El Salvador’s President Plans A ‘bitcoin City’ To Be Financed By Crypto Bonds

El Salvador’s president Nayib Bukele said the country intends to establish the world’s first “Bitcoin City,” supported by a volcano and financed by cryptocurrency bonds.

Bukele said Bitcoin City ‘is gonna include everything: residential areas, commercial areas, services, museums, entertainment… airports, ports, rail lines’ at the Latin American Bitcoin and Blockchain Conference on Saturday.

 

El Salvador, a country that has been using the US dollar for two decades, was the first country in the world to legalize bitcoins as legal tender.

Bukele says the Conchagua volcano “will power the whole city as well as the mining.”

Using computers to solve complex mathematical problems, bitcoin mining is the process by which new bitcoins are created — a task that uses enormous amounts of power.

 

A geothermal plant fed by the Tecapa volcano provides some of that energy in El Salvador.

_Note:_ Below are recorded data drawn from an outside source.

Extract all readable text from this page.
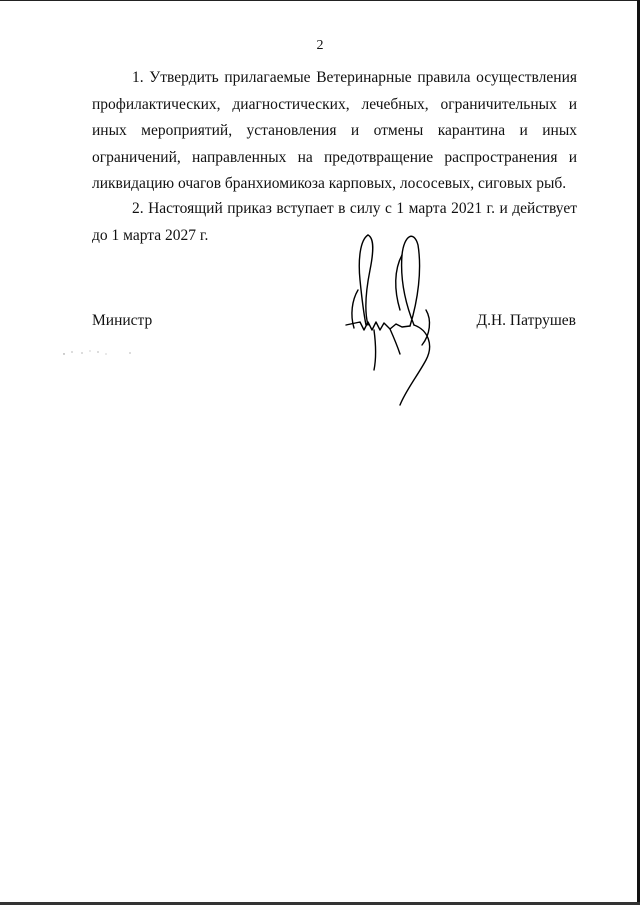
2

1. Утвердить прилагаемые Ветеринарные правила осуществления профилактических, диагностических, лечебных, ограничительных и иных мероприятий, установления и отмены карантина и иных ограничений, направленных на предотвращение распространения и ликвидацию очагов бранхиомикоза карповых, лососевых, сиговых рыб.

2. Настоящий приказ вступает в силу с 1 марта 2021 г. и действует до 1 марта 2027 г.

Министр	Д.Н. Патрушев
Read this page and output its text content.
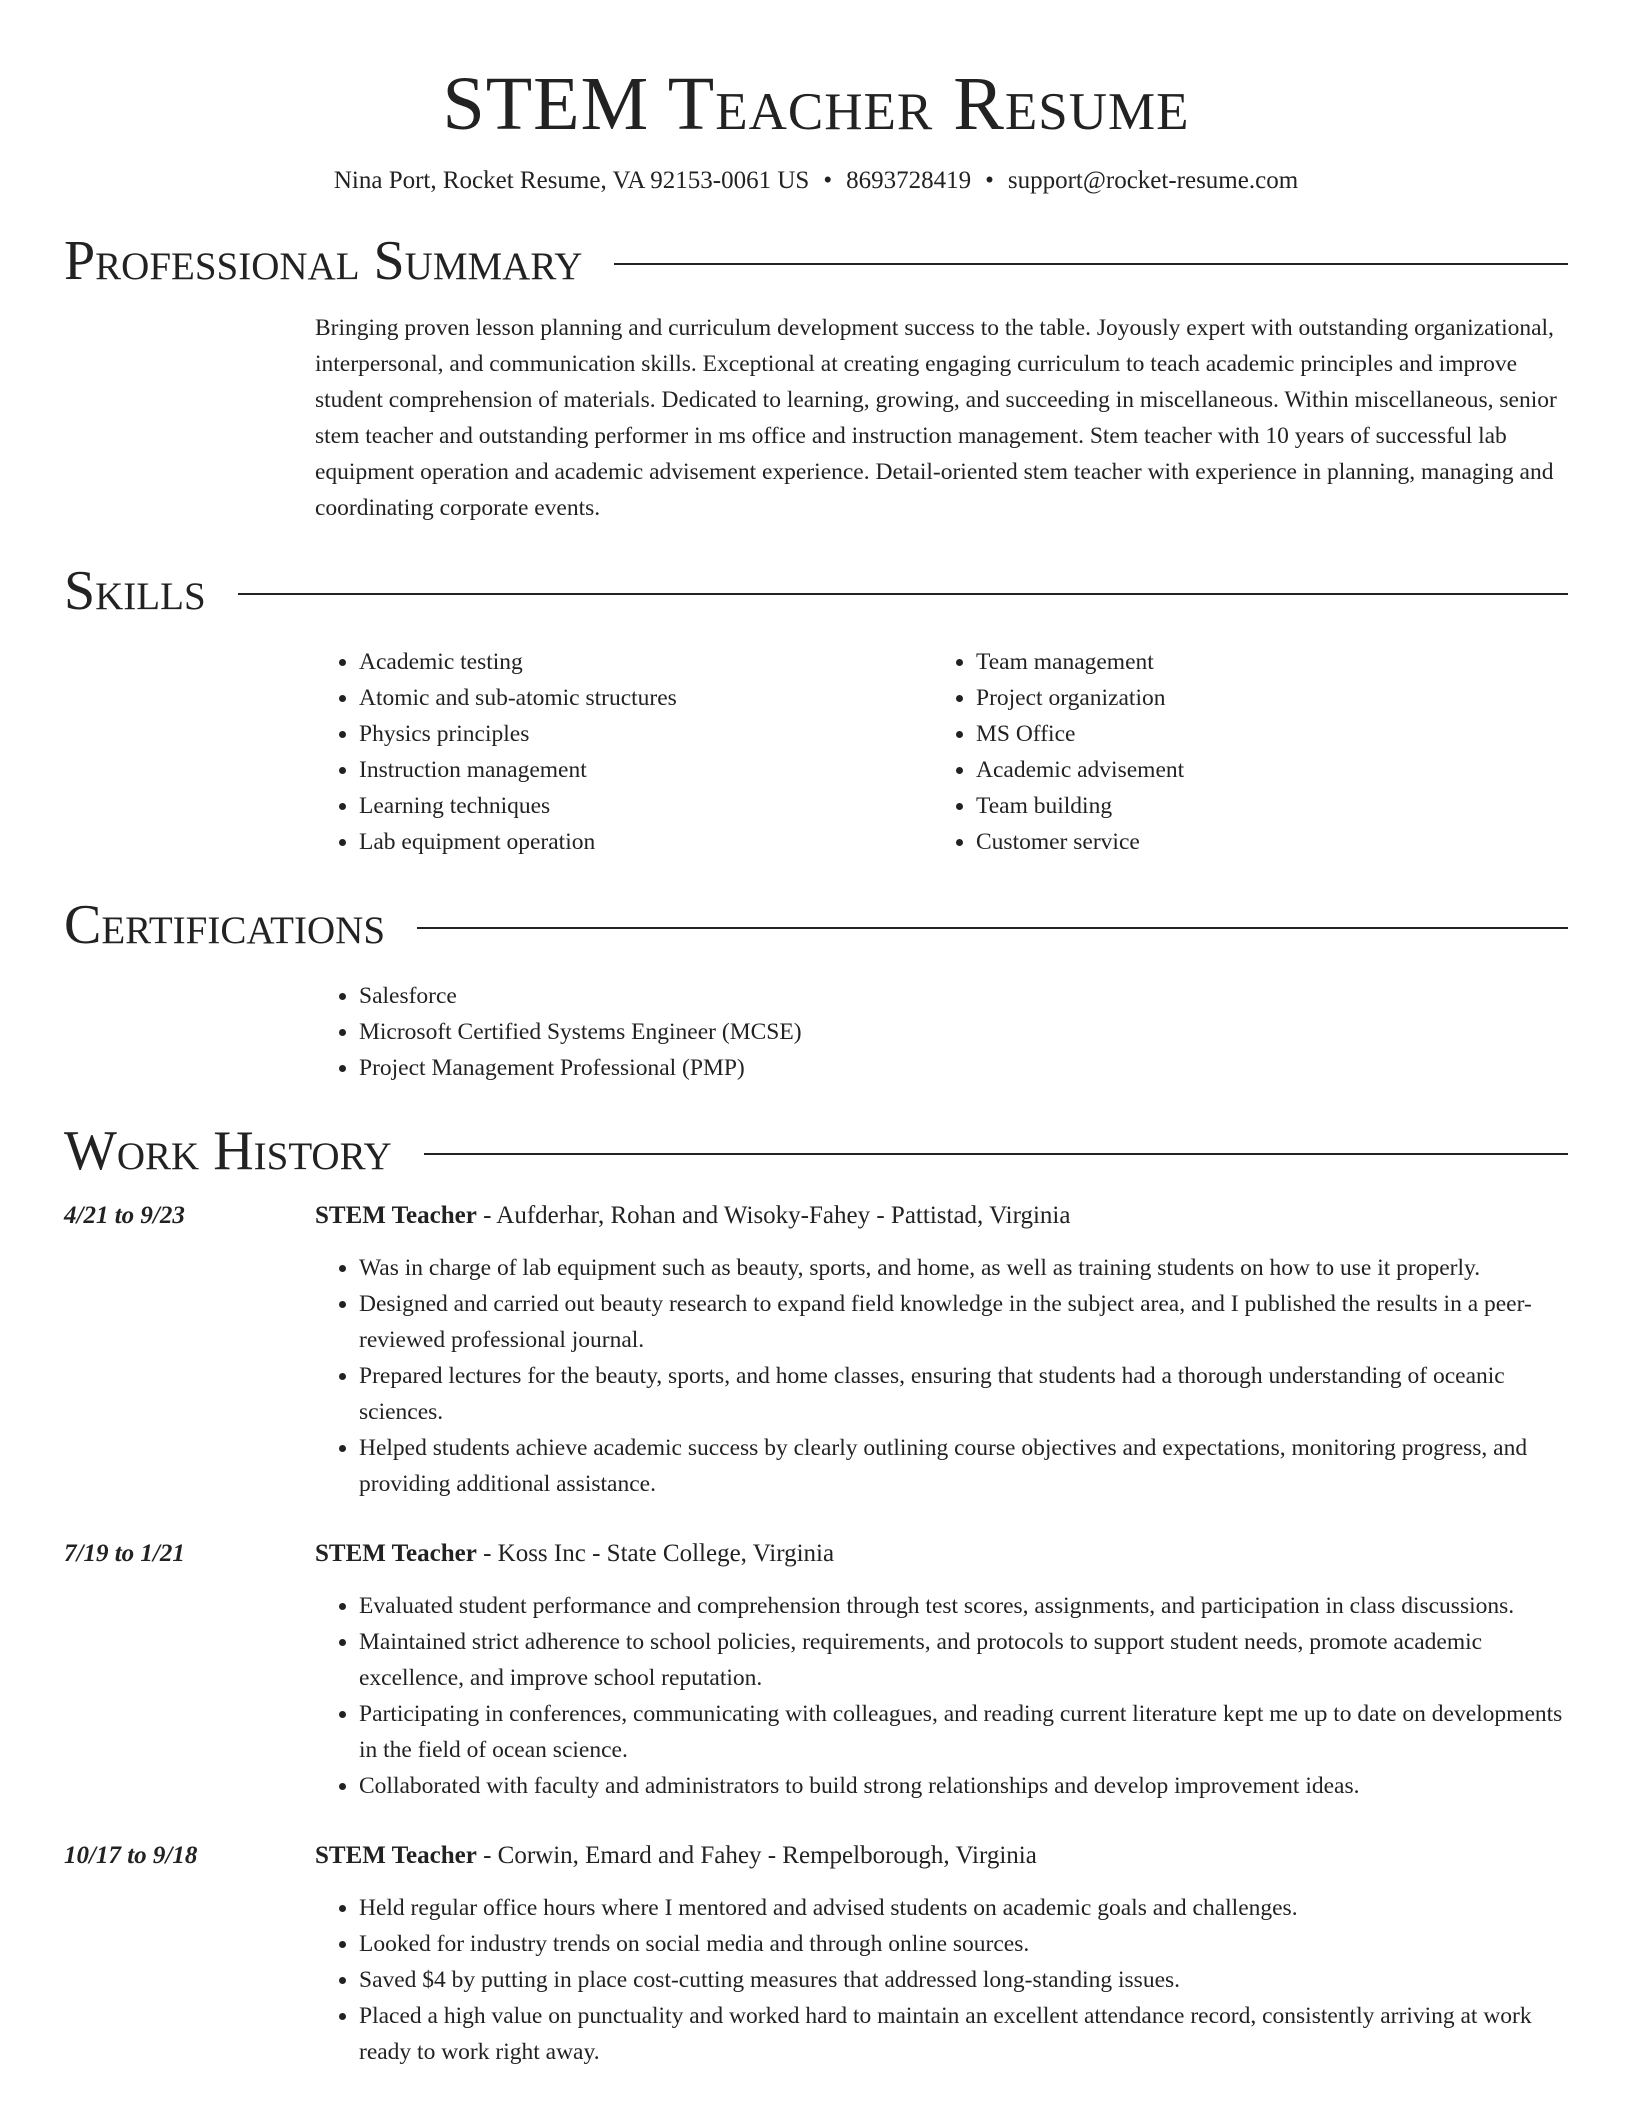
STEM Teacher Resume
Nina Port, Rocket Resume, VA 92153-0061 US • 8693728419 • support@rocket-resume.com
Professional Summary
Bringing proven lesson planning and curriculum development success to the table. Joyously expert with outstanding organizational, interpersonal, and communication skills. Exceptional at creating engaging curriculum to teach academic principles and improve student comprehension of materials. Dedicated to learning, growing, and succeeding in miscellaneous. Within miscellaneous, senior stem teacher and outstanding performer in ms office and instruction management. Stem teacher with 10 years of successful lab equipment operation and academic advisement experience. Detail-oriented stem teacher with experience in planning, managing and coordinating corporate events.
Skills
• Academic testing
• Atomic and sub-atomic structures
• Physics principles
• Instruction management
• Learning techniques
• Lab equipment operation
• Team management
• Project organization
• MS Office
• Academic advisement
• Team building
• Customer service
Certifications
• Salesforce
• Microsoft Certified Systems Engineer (MCSE)
• Project Management Professional (PMP)
Work History
4/21 to 9/23	STEM Teacher - Aufderhar, Rohan and Wisoky-Fahey - Pattistad, Virginia
• Was in charge of lab equipment such as beauty, sports, and home, as well as training students on how to use it properly.
• Designed and carried out beauty research to expand field knowledge in the subject area, and I published the results in a peer-reviewed professional journal.
• Prepared lectures for the beauty, sports, and home classes, ensuring that students had a thorough understanding of oceanic sciences.
• Helped students achieve academic success by clearly outlining course objectives and expectations, monitoring progress, and providing additional assistance.
7/19 to 1/21	STEM Teacher - Koss Inc - State College, Virginia
• Evaluated student performance and comprehension through test scores, assignments, and participation in class discussions.
• Maintained strict adherence to school policies, requirements, and protocols to support student needs, promote academic excellence, and improve school reputation.
• Participating in conferences, communicating with colleagues, and reading current literature kept me up to date on developments in the field of ocean science.
• Collaborated with faculty and administrators to build strong relationships and develop improvement ideas.
10/17 to 9/18	STEM Teacher - Corwin, Emard and Fahey - Rempelborough, Virginia
• Held regular office hours where I mentored and advised students on academic goals and challenges.
• Looked for industry trends on social media and through online sources.
• Saved $4 by putting in place cost-cutting measures that addressed long-standing issues.
• Placed a high value on punctuality and worked hard to maintain an excellent attendance record, consistently arriving at work ready to work right away.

Initially, Bukele said, the city will be powered by the Tecapa plant before his government builds a new geothermal plant powered by Conchagua.

“This is an ecological city with no CO2 emissions,” Bukele told the crowd.

To fund the project, El Salvador will issue $1 billion “bitcoin bonds” in 2022, according to Samson Mow, chief strategy officer of Blockstream, a blockchain tech provider.

 

Mow said he would invest half of his volcano bonds in bitcoin, and half in infrastructure, when he took the stage with Bukele.

Mow predicted that El Salvador would be the financial center of the world.

 

Bitcoin City will only charge value added tax (VAT), according to Bukele.

 

“Zero income tax. Zero percent forever. Zero capital gains tax… zero property tax, zero payroll tax,” he said.

No timeline was given for Bitcoin City’s construction.